In Family Values, Cooper characterized this neoliberal ‘strike’ as a moral crusade as much as an economic response to stagflation, driven by the conviction that ‘the grand macroeconomic issues of the time, from inflation to budget deficits to ballooning welfare budgets, reflected an ominous shift in the sexual and racial foundations of the Fordist family’. In her telling, the postwar Keynesian consensus in America depended on excluding large surplus populations from the benefits of full employment and the generous New Deal welfare state. Without a reserve army of the unemployed, macroeconomic imbalances, like inflation or wage growth, would have threatened the stability of capital. But through various racist and sexist exclusions, an ample buffer of workers was always at hand, and a more-or-less orderly regime of accumulation maintained for a generation after the Second World War. Starting in the mid-1960s, however, with the success of the civil rights movement, feminism and welfare activism, the barriers preventing these excluded constituencies from accessing fiscal support were toppled one by one: court cases removed moralistic restrictions on welfare recipients; bankers and regulators ended the discriminatory practice of ‘red-lining’ inner city neighbourhoods deemed ‘uninsurable’; and Congress extended Social Security benefits to previously debarred groups—‘African American factory and domestic workers, public-sector employees, migrant farm labourers, welfare mothers, students’. Johnson’s Great Society reforms catalysed a proliferation of organizations taking advantage of the new funding to push the welfare state even further—past the point where it would simply mediate social conflicts, mid-century Keynesianism’s stopping place, and towards the possibility of overcoming them.
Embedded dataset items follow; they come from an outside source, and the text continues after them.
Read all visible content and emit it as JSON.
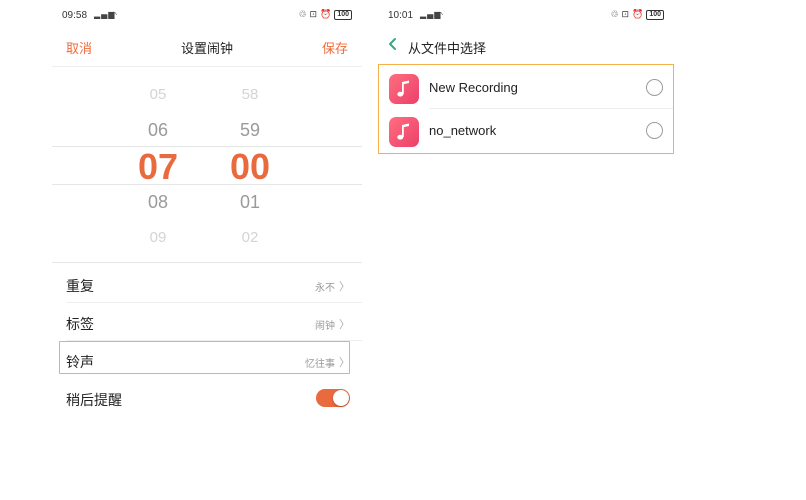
{
  "left_screen": {
    "status": {
      "time": "09:58",
      "battery": "100"
    },
    "header": {
      "cancel_label": "取消",
      "title": "设置闹钟",
      "save_label": "保存"
    },
    "picker": {
      "hours": {
        "above_far": "05",
        "above": "06",
        "selected": "07",
        "below": "08",
        "below_far": "09"
      },
      "minutes": {
        "above_far": "58",
        "above": "59",
        "selected": "00",
        "below": "01",
        "below_far": "02"
      }
    },
    "settings": [
      {
        "label": "重复",
        "value": "永不"
      },
      {
        "label": "标签",
        "value": "闹钟"
      },
      {
        "label": "铃声",
        "value": "忆往事"
      },
      {
        "label": "稍后提醒",
        "toggle_on": true
      }
    ]
  },
  "right_screen": {
    "status": {
      "time": "10:01",
      "battery": "100"
    },
    "header": {
      "title": "从文件中选择"
    },
    "files": [
      {
        "name": "New Recording",
        "selected": false
      },
      {
        "name": "no_network",
        "selected": false
      }
    ]
  },
  "colors": {
    "accent": "#e86a3e",
    "highlight": "#f5b04a",
    "back_arrow": "#3aa57f",
    "music_icon": "#ec3f6a"
  }
}
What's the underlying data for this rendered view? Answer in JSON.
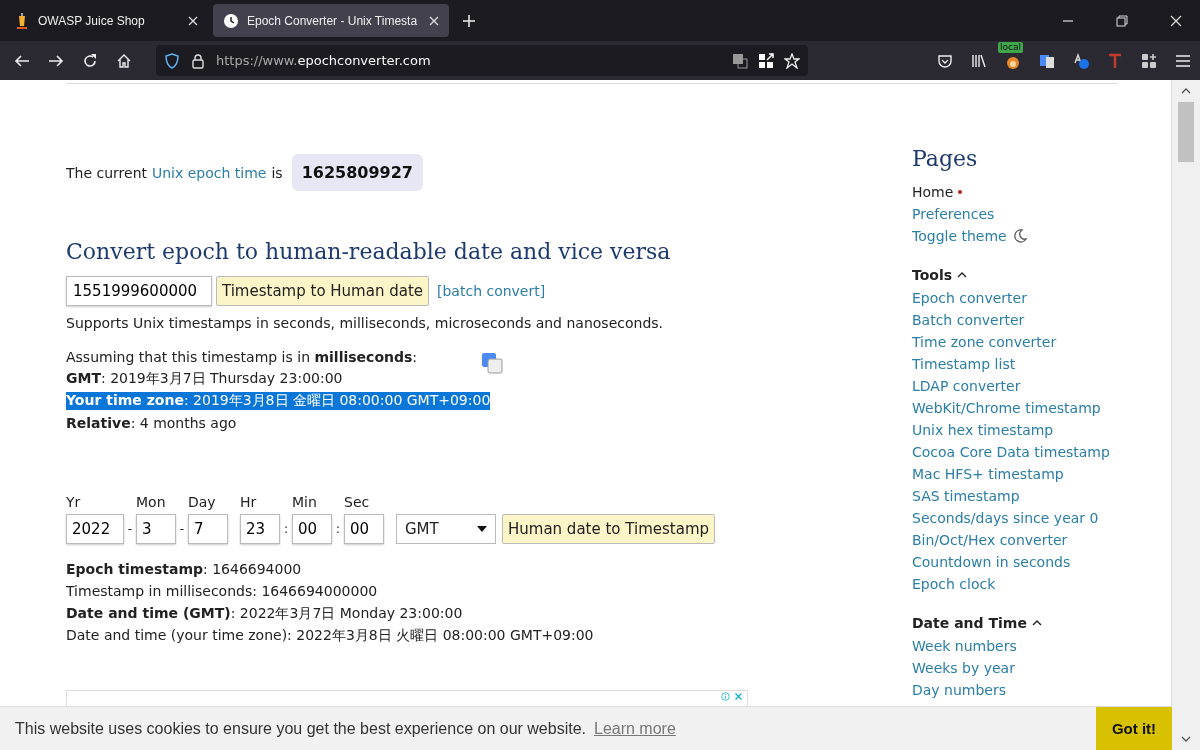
{
  "browser": {
    "tabs": [
      {
        "title": "OWASP Juice Shop",
        "selected": false
      },
      {
        "title": "Epoch Converter - Unix Timesta",
        "selected": true
      }
    ],
    "url_prefix": "https://www.",
    "url_domain": "epochconverter.com",
    "extension_badge": "local"
  },
  "current_time": {
    "prefix": "The current",
    "link": "Unix epoch time",
    "suffix": "is",
    "value": "1625809927"
  },
  "heading": "Convert epoch to human-readable date and vice versa",
  "timestamp_input": {
    "value": "1551999600000"
  },
  "convert_button": "Timestamp to Human date",
  "batch_link": "[batch convert]",
  "supports_note": "Supports Unix timestamps in seconds, milliseconds, microseconds and nanoseconds.",
  "result_lines": [
    {
      "text": "Assuming that this timestamp is in **milliseconds**:",
      "selected": false
    },
    {
      "text": "**GMT**: 2019年3月7日 Thursday 23:00:00",
      "selected": false
    },
    {
      "text": "**Your time zone**: 2019年3月8日 金曜日 08:00:00 GMT+09:00",
      "selected": true
    },
    {
      "text": "**Relative**: 4 months ago",
      "selected": false
    }
  ],
  "date_fields": [
    {
      "label": "Yr",
      "value": "2022",
      "separator": "-"
    },
    {
      "label": "Mon",
      "value": "3",
      "separator": "-"
    },
    {
      "label": "Day",
      "value": "7"
    },
    {
      "label": "Hr",
      "value": "23",
      "separator": ":"
    },
    {
      "label": "Min",
      "value": "00",
      "separator": ":"
    },
    {
      "label": "Sec",
      "value": "00"
    }
  ],
  "timezone_select": "GMT",
  "date_button": "Human date to Timestamp",
  "output_lines": [
    "**Epoch timestamp**: 1646694000",
    "Timestamp in milliseconds: 1646694000000",
    "**Date and time (GMT)**: 2022年3月7日 Monday 23:00:00",
    "Date and time (your time zone): 2022年3月8日 火曜日 08:00:00 GMT+09:00"
  ],
  "sidebar": {
    "title": "Pages",
    "top_items": [
      {
        "label": "Home",
        "current": true,
        "kind": "link"
      },
      {
        "label": "Preferences",
        "current": false,
        "kind": "link"
      },
      {
        "label": "Toggle theme",
        "current": false,
        "kind": "toggle"
      }
    ],
    "sections": [
      {
        "title": "Tools",
        "expanded": true,
        "items": [
          "Epoch converter",
          "Batch converter",
          "Time zone converter",
          "Timestamp list",
          "LDAP converter",
          "WebKit/Chrome timestamp",
          "Unix hex timestamp",
          "Cocoa Core Data timestamp",
          "Mac HFS+ timestamp",
          "SAS timestamp",
          "Seconds/days since year 0",
          "Bin/Oct/Hex converter",
          "Countdown in seconds",
          "Epoch clock"
        ]
      },
      {
        "title": "Date and Time",
        "expanded": true,
        "items": [
          "Week numbers",
          "Weeks by year",
          "Day numbers"
        ]
      }
    ]
  },
  "cookie_bar": {
    "text": "This website uses cookies to ensure you get the best experience on our website.",
    "link": "Learn more",
    "button": "Got it!"
  }
}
Even Nixon, Cooper stresses, strongly considered universal healthcare and basic income programmes.

The complicated story of the capitalist counteroffensive can be split into two parts, corresponding to Cooper’s two books. Family Values gives an account of the ‘anti-welfare backlash’, instigated by ‘the neoliberal–new social conservative alliance’ who felt that the ‘ominous’ extension of New Deal entitlements beyond the male breadwinner was not only stoking inflation but also ‘radically undermining the American family’. The solution: the restoration of ‘family capitalism’, which far from being usurped by the modern corporation and the welfare state, as Schumpeter predicted (‘the capitalist process, by virtue of the psychic attitudes it creates, progressively dims the values of family life’), would now be the linchpin of the economy once again. Under the banner of moral responsibility and market rationality, neoconservatives and neoliberals jointly scaled back the state’s role as ‘welfare provider of last resort’, reassigning that function to the family, their favoured legal form of accumulation. Cooper sums up their view in the dictum: ‘There is no better instrument for the long-term hoarding of wealth than the legal haven of the family.’